Apre domani, martedì 6 novembre, e resterà esposta fino al 21 dicembre, a Casa Saraceni (via Farini, 15 - Bologna) la mostra "Lo sport europeo sotto il nazionalsocialismo", curata dal Mémorial de la Shoah di Parigi e realizzata con il patrocinio, tra gli altri, dell'Università di Bologna.
L'esposizione si concentra sul periodo compreso tra il 1936 e il 1948, ovvero dai Giochi Olimpici di Berlino ai Giochi Olimpici di Londra. "In quel periodo - spiegano gli organizzatori - si affermò in Europa una 'nuova era dello sport', contrassegnata da un controllo totalitario degli sportivi e delle masse di spettatori, da una collaborazione sportiva con l’occupante, da politiche di esclusione degli atleti ritenuti indesiderabili, da umiliazioni e violenze inflitte soprattutto ai campioni sportivi che dovettero subire la deportazione. Per i governi totalitari ed autoritari, le competizioni sportive internazionali rappresentano un’opportunità straordinaria sia per rafforzare la coesione interna dello Stato, vale a dire il senso di identità nazionale del popolo, sia per dimostrare agli altri Paesi la propria forza e la propria superiorità. Tuttavia lo sport è stato anche un potente strumento di riarmo morale e fisico per le minoranze oppresse, per i resistenti, e persino per alcuni prigionieri nei campi di concentramento".

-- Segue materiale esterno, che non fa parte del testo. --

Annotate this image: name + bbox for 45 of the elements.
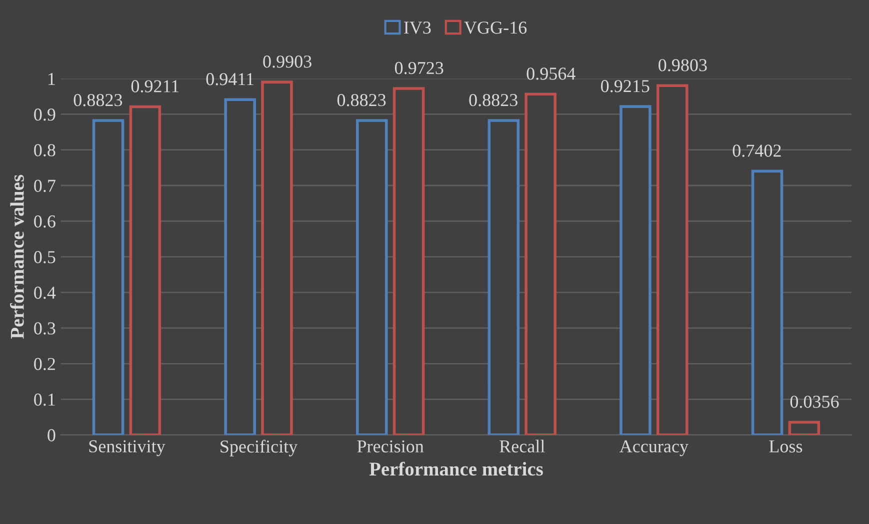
data-label: 0.9723	[394, 62, 444, 74]
y-axis-title: Performance values	[10, 174, 24, 339]
y-tick-label: 0.2	[34, 358, 55, 370]
legend-label: IV3	[404, 22, 431, 34]
bar	[620, 105, 652, 435]
data-label: 0.9411	[206, 73, 254, 86]
x-tick-label: Loss	[769, 440, 802, 452]
x-tick-label: Recall	[500, 440, 545, 452]
data-label: 0.9211	[131, 80, 179, 92]
data-label: 0.9564	[526, 68, 576, 80]
y-tick-label: 0.8	[34, 144, 56, 156]
bar	[129, 105, 162, 435]
bar	[488, 119, 520, 435]
x-tick-label: Specificity	[220, 440, 298, 456]
data-label: 0.9803	[658, 59, 707, 72]
x-axis-title: Performance metrics	[369, 462, 543, 476]
data-label: 0.7402	[732, 144, 781, 157]
data-label: 0.9215	[601, 80, 650, 92]
bar	[261, 80, 293, 435]
y-tick-label: 0.6	[34, 215, 56, 228]
y-tick-label: 0.3	[34, 322, 56, 335]
data-label: 0.0356	[790, 396, 839, 408]
bar	[92, 119, 124, 435]
y-tick-label: 0.5	[34, 251, 56, 264]
y-tick-label: 1	[48, 72, 55, 85]
bar	[656, 84, 688, 435]
data-label: 0.8823	[469, 94, 518, 106]
legend-label: VGG-16	[464, 22, 527, 34]
bar	[356, 119, 388, 435]
y-tick-label: 0	[48, 429, 56, 442]
bar	[224, 98, 256, 435]
x-tick-label: Sensitivity	[89, 440, 166, 456]
y-tick-label: 0.4	[34, 286, 56, 299]
data-label: 0.8823	[74, 94, 122, 106]
bar	[524, 92, 556, 435]
y-tick-label: 0.7	[34, 180, 56, 192]
bar	[751, 170, 784, 435]
x-tick-label: Precision	[357, 440, 424, 452]
y-tick-label: 0.9	[34, 108, 56, 121]
bar	[392, 87, 425, 435]
bar	[788, 420, 820, 435]
data-label: 0.9903	[263, 56, 312, 68]
x-tick-label: Accuracy	[620, 440, 688, 456]
y-tick-label: 0.1	[34, 394, 55, 406]
data-label: 0.8823	[337, 94, 386, 106]
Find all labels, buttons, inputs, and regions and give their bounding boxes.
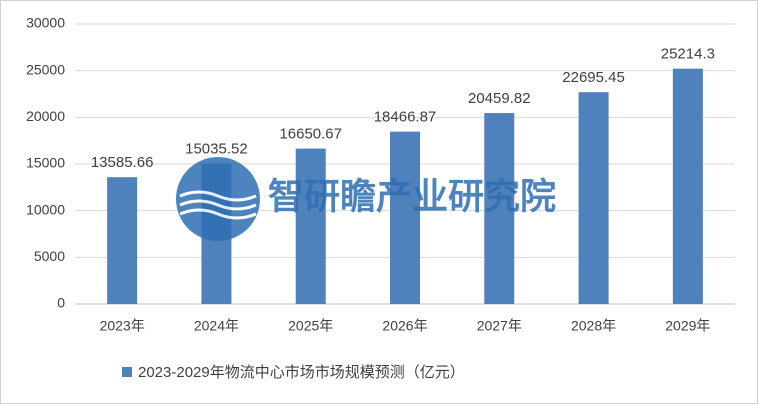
y-tick-label: 30000 bbox=[26, 15, 65, 31]
x-tick-label: 2027年 bbox=[477, 318, 522, 334]
x-tick-label: 2023年 bbox=[100, 318, 145, 334]
legend-swatch bbox=[122, 367, 132, 377]
watermark-wave bbox=[179, 208, 257, 220]
y-tick-label: 25000 bbox=[26, 61, 65, 77]
data-label: 22695.45 bbox=[562, 69, 625, 86]
data-label: 13585.66 bbox=[91, 154, 154, 171]
data-label: 15035.52 bbox=[185, 141, 248, 158]
x-tick-label: 2028年 bbox=[571, 318, 616, 334]
x-tick-label: 2029年 bbox=[665, 318, 710, 334]
bar bbox=[107, 177, 138, 304]
y-tick-label: 0 bbox=[57, 295, 65, 311]
legend-label: 2023-2029年物流中心市场市场规模预测（亿元） bbox=[138, 364, 465, 381]
data-label: 20459.82 bbox=[468, 90, 531, 107]
y-tick-label: 10000 bbox=[26, 201, 65, 217]
data-label: 25214.3 bbox=[661, 46, 715, 63]
bar bbox=[672, 68, 703, 304]
watermark: 智研瞻产业研究院 bbox=[176, 157, 556, 241]
bar bbox=[484, 113, 515, 304]
watermark-text: 智研瞻产业研究院 bbox=[268, 176, 556, 217]
bar bbox=[390, 131, 420, 304]
x-tick-label: 2026年 bbox=[382, 318, 427, 334]
data-label: 16650.67 bbox=[279, 126, 342, 143]
bar bbox=[295, 148, 326, 304]
x-tick-label: 2025年 bbox=[288, 318, 333, 334]
x-tick-label: 2024年 bbox=[194, 318, 239, 334]
watermark-wave bbox=[179, 199, 257, 211]
y-tick-label: 15000 bbox=[26, 155, 65, 171]
watermark-logo bbox=[176, 157, 260, 241]
bar bbox=[578, 92, 609, 304]
y-tick-label: 5000 bbox=[34, 248, 65, 264]
watermark-wave bbox=[179, 190, 257, 202]
y-tick-label: 20000 bbox=[26, 108, 65, 124]
data-label: 18466.87 bbox=[374, 109, 437, 126]
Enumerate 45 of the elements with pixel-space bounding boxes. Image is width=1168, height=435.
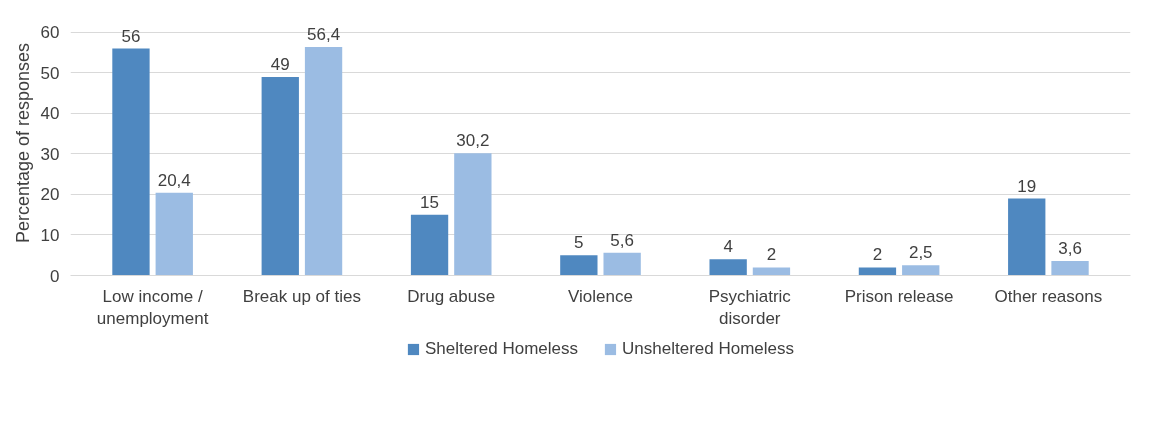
bar — [902, 265, 940, 276]
x-tick-label: Other reasons — [994, 286, 1103, 306]
x-tick-label: Drug abuse — [407, 286, 496, 306]
data-label: 56,4 — [307, 24, 341, 44]
bar — [410, 214, 449, 276]
bar — [603, 252, 641, 276]
data-label: 49 — [270, 54, 290, 74]
data-label: 3,6 — [1058, 238, 1082, 258]
bar — [304, 46, 343, 276]
x-tick-label: Violence — [568, 286, 633, 306]
data-label: 56 — [121, 26, 141, 46]
bar — [112, 48, 150, 276]
data-label: 2,5 — [908, 243, 933, 263]
y-tick-label: 20 — [40, 185, 60, 205]
bar — [560, 255, 598, 276]
bar — [155, 192, 193, 276]
bar — [1008, 198, 1046, 276]
y-tick-label: 50 — [40, 63, 60, 83]
bar — [1051, 260, 1089, 276]
data-label: 19 — [1017, 176, 1037, 196]
x-tick-label: Psychiatric disorder — [708, 286, 792, 329]
bar — [752, 267, 791, 276]
bar — [454, 153, 492, 276]
data-label: 4 — [723, 237, 733, 257]
y-tick-label: 30 — [40, 144, 60, 164]
data-label: 30,2 — [456, 131, 490, 151]
y-tick-label: 10 — [40, 225, 60, 245]
data-label: 2 — [872, 245, 883, 265]
data-label: 20,4 — [157, 170, 191, 190]
data-label: 2 — [766, 245, 777, 265]
y-axis-title: Percentage of responses — [12, 42, 33, 244]
y-tick-label: 0 — [50, 266, 60, 286]
data-label: 15 — [420, 192, 440, 212]
legend-label: Sheltered Homeless — [424, 339, 579, 359]
data-label: 5 — [574, 233, 584, 253]
x-tick-label: Low income / unemployment — [96, 286, 209, 329]
y-tick-label: 40 — [40, 104, 60, 124]
bar — [858, 267, 897, 276]
bar — [709, 259, 747, 276]
y-tick-label: 60 — [40, 23, 60, 43]
data-label: 5,6 — [610, 230, 634, 250]
bar — [261, 76, 299, 276]
legend-label: Unsheltered Homeless — [622, 339, 795, 359]
x-tick-label: Break up of ties — [242, 286, 361, 306]
x-tick-label: Prison release — [844, 286, 954, 306]
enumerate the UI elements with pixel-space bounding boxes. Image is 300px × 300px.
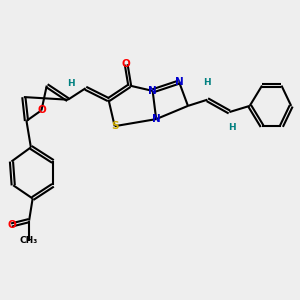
Text: O: O xyxy=(122,59,130,69)
Text: N: N xyxy=(175,77,184,87)
Text: O: O xyxy=(7,220,16,230)
Text: N: N xyxy=(148,86,157,96)
Text: CH₃: CH₃ xyxy=(20,236,38,245)
Text: S: S xyxy=(111,121,118,131)
Text: H: H xyxy=(203,78,211,87)
Text: N: N xyxy=(152,114,161,124)
Text: H: H xyxy=(228,123,236,132)
Text: O: O xyxy=(37,105,46,115)
Text: H: H xyxy=(67,79,74,88)
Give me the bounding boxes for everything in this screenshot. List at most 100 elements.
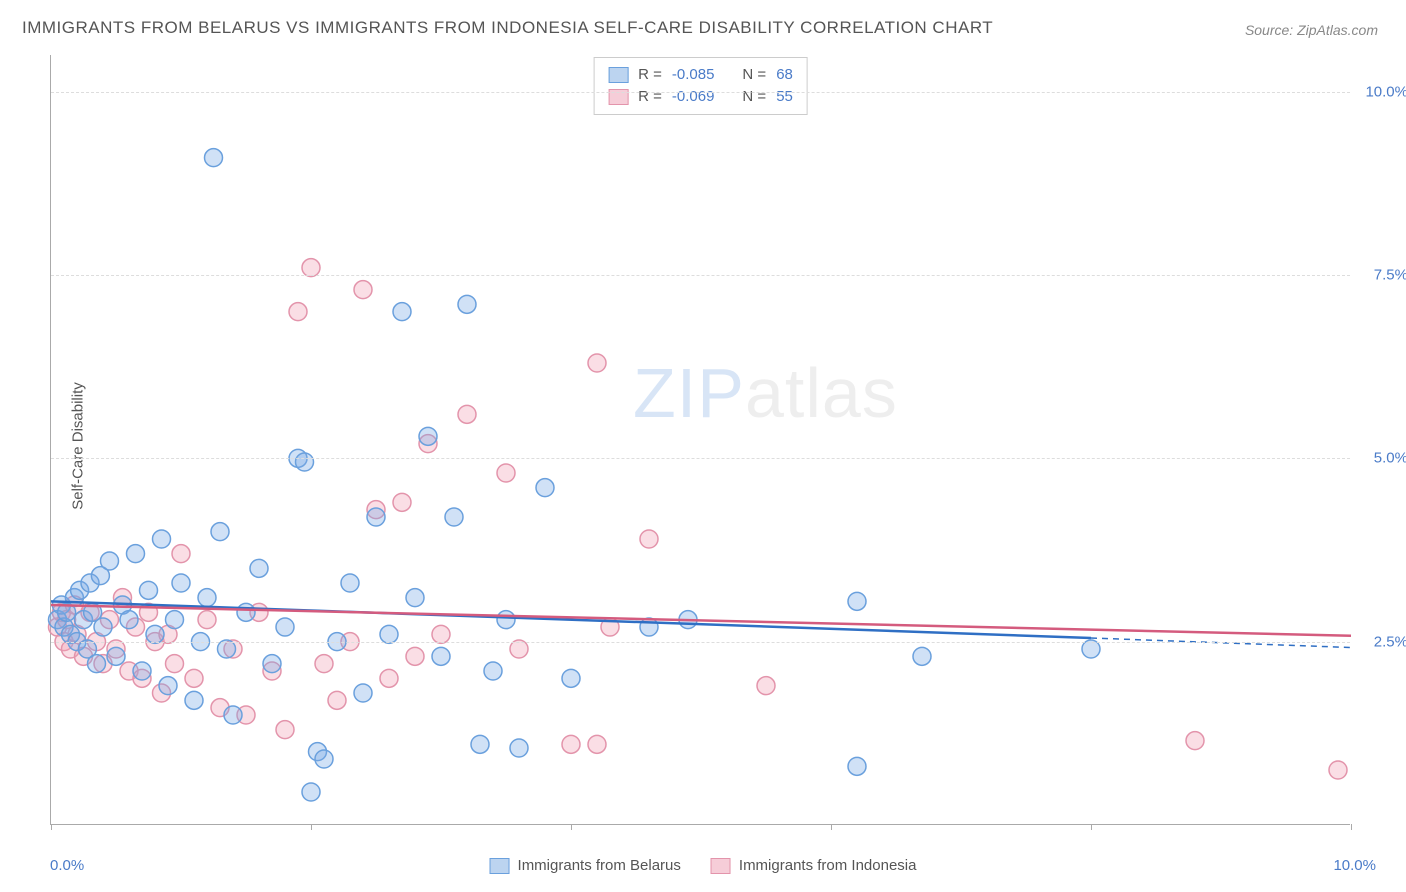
data-point xyxy=(302,783,320,801)
gridline xyxy=(51,642,1350,643)
data-point xyxy=(159,677,177,695)
data-point xyxy=(166,655,184,673)
data-point xyxy=(536,479,554,497)
r-label: R = xyxy=(638,64,662,86)
plot-area: ZIPatlas R = -0.085 N = 68 R = -0.069 N … xyxy=(50,55,1350,825)
y-tick-label: 5.0% xyxy=(1374,450,1406,467)
data-point xyxy=(510,640,528,658)
data-point xyxy=(354,281,372,299)
stats-row-indonesia: R = -0.069 N = 55 xyxy=(608,86,793,108)
data-point xyxy=(224,706,242,724)
data-point xyxy=(380,625,398,643)
legend-item-indonesia: Immigrants from Indonesia xyxy=(711,857,917,874)
x-tick xyxy=(1351,824,1352,830)
data-point xyxy=(510,739,528,757)
data-point xyxy=(218,640,236,658)
data-point xyxy=(419,427,437,445)
data-point xyxy=(757,677,775,695)
data-point xyxy=(140,581,158,599)
legend-label-belarus: Immigrants from Belarus xyxy=(518,857,681,874)
data-point xyxy=(913,647,931,665)
n-value-belarus: 68 xyxy=(776,64,793,86)
data-point xyxy=(250,559,268,577)
data-point xyxy=(484,662,502,680)
source-attribution: Source: ZipAtlas.com xyxy=(1245,22,1378,38)
n-label: N = xyxy=(742,64,766,86)
data-point xyxy=(354,684,372,702)
data-point xyxy=(432,647,450,665)
data-point xyxy=(172,545,190,563)
data-point xyxy=(237,603,255,621)
data-point xyxy=(94,618,112,636)
data-point xyxy=(276,618,294,636)
data-point xyxy=(380,669,398,687)
trend-line-extrapolation xyxy=(1091,638,1351,648)
gridline xyxy=(51,275,1350,276)
data-point xyxy=(562,669,580,687)
data-point xyxy=(588,735,606,753)
data-point xyxy=(1186,732,1204,750)
data-point xyxy=(367,508,385,526)
data-point xyxy=(289,303,307,321)
data-point xyxy=(276,721,294,739)
r-value-indonesia: -0.069 xyxy=(672,86,715,108)
data-point xyxy=(393,303,411,321)
stats-legend: R = -0.085 N = 68 R = -0.069 N = 55 xyxy=(593,57,808,115)
chart-title: IMMIGRANTS FROM BELARUS VS IMMIGRANTS FR… xyxy=(22,18,993,38)
data-point xyxy=(153,530,171,548)
x-tick xyxy=(311,824,312,830)
data-point xyxy=(185,691,203,709)
data-point xyxy=(263,655,281,673)
x-tick xyxy=(571,824,572,830)
data-point xyxy=(328,691,346,709)
data-point xyxy=(127,545,145,563)
data-point xyxy=(172,574,190,592)
series-legend: Immigrants from Belarus Immigrants from … xyxy=(490,857,917,874)
data-point xyxy=(640,530,658,548)
legend-item-belarus: Immigrants from Belarus xyxy=(490,857,681,874)
data-point xyxy=(146,625,164,643)
y-tick-label: 10.0% xyxy=(1365,83,1406,100)
data-point xyxy=(1329,761,1347,779)
data-point xyxy=(471,735,489,753)
data-point xyxy=(406,647,424,665)
data-point xyxy=(393,493,411,511)
swatch-belarus-icon xyxy=(490,858,510,874)
data-point xyxy=(198,589,216,607)
data-point xyxy=(133,662,151,680)
data-point xyxy=(198,611,216,629)
data-point xyxy=(848,757,866,775)
stats-row-belarus: R = -0.085 N = 68 xyxy=(608,64,793,86)
data-point xyxy=(302,259,320,277)
x-axis-max-label: 10.0% xyxy=(1333,857,1376,874)
data-point xyxy=(848,592,866,610)
r-label: R = xyxy=(638,86,662,108)
data-point xyxy=(88,655,106,673)
data-point xyxy=(120,611,138,629)
data-point xyxy=(107,647,125,665)
data-point xyxy=(296,453,314,471)
y-tick-label: 2.5% xyxy=(1374,633,1406,650)
data-point xyxy=(211,523,229,541)
gridline xyxy=(51,92,1350,93)
legend-label-indonesia: Immigrants from Indonesia xyxy=(739,857,917,874)
n-value-indonesia: 55 xyxy=(776,86,793,108)
r-value-belarus: -0.085 xyxy=(672,64,715,86)
chart-canvas xyxy=(51,55,1350,824)
data-point xyxy=(205,149,223,167)
data-point xyxy=(166,611,184,629)
data-point xyxy=(445,508,463,526)
data-point xyxy=(588,354,606,372)
x-tick xyxy=(831,824,832,830)
data-point xyxy=(315,655,333,673)
data-point xyxy=(458,295,476,313)
x-tick xyxy=(1091,824,1092,830)
data-point xyxy=(1082,640,1100,658)
data-point xyxy=(432,625,450,643)
n-label: N = xyxy=(742,86,766,108)
swatch-indonesia-icon xyxy=(711,858,731,874)
data-point xyxy=(640,618,658,636)
data-point xyxy=(562,735,580,753)
data-point xyxy=(406,589,424,607)
data-point xyxy=(497,464,515,482)
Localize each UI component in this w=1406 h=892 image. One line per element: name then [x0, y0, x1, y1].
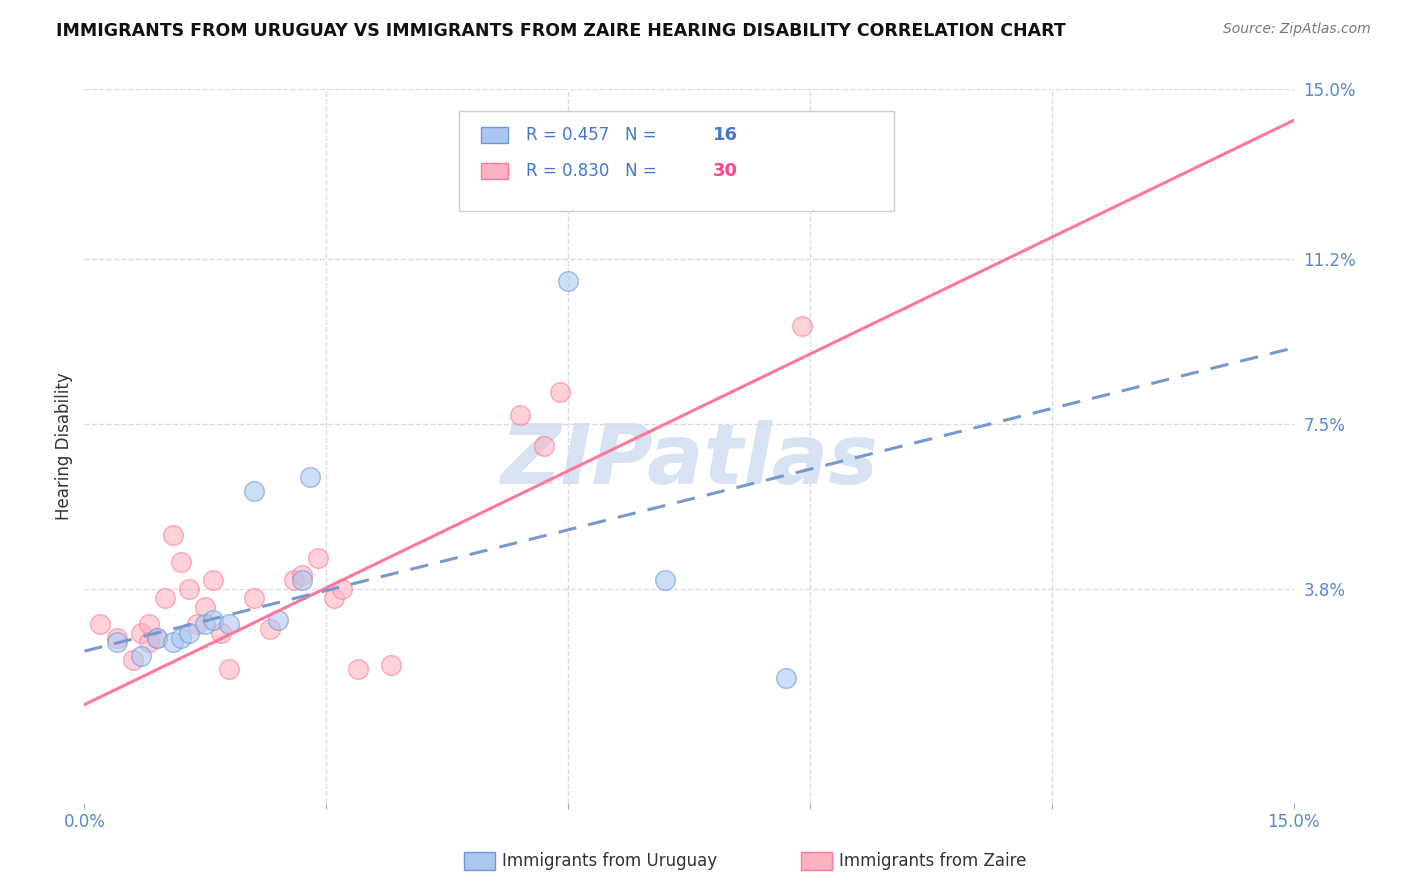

Insieme alla mostra sono in programma anche due giornate di studi sul tema, entrambe ricche di interventi. La prima - "Lo sport europeo dai fascismi alla democrazia" - si tiene domani, nella Sala della Cultura di Palazzo Pepoli (via Castiglione, 8 - Bologna), subito dopo l'inaugurazione ufficiale dell'esposizione (prevista per le 10). La seconda, sempre a Palazzo Pepoli, è invece prevista per martedì 4 dicembre e ha per titolo "L’Italia fascista e lo sport, l’esaltazione del corpo e le leggi razziali: Primo Lampronti, Arpad Weisz, Gino Bartali".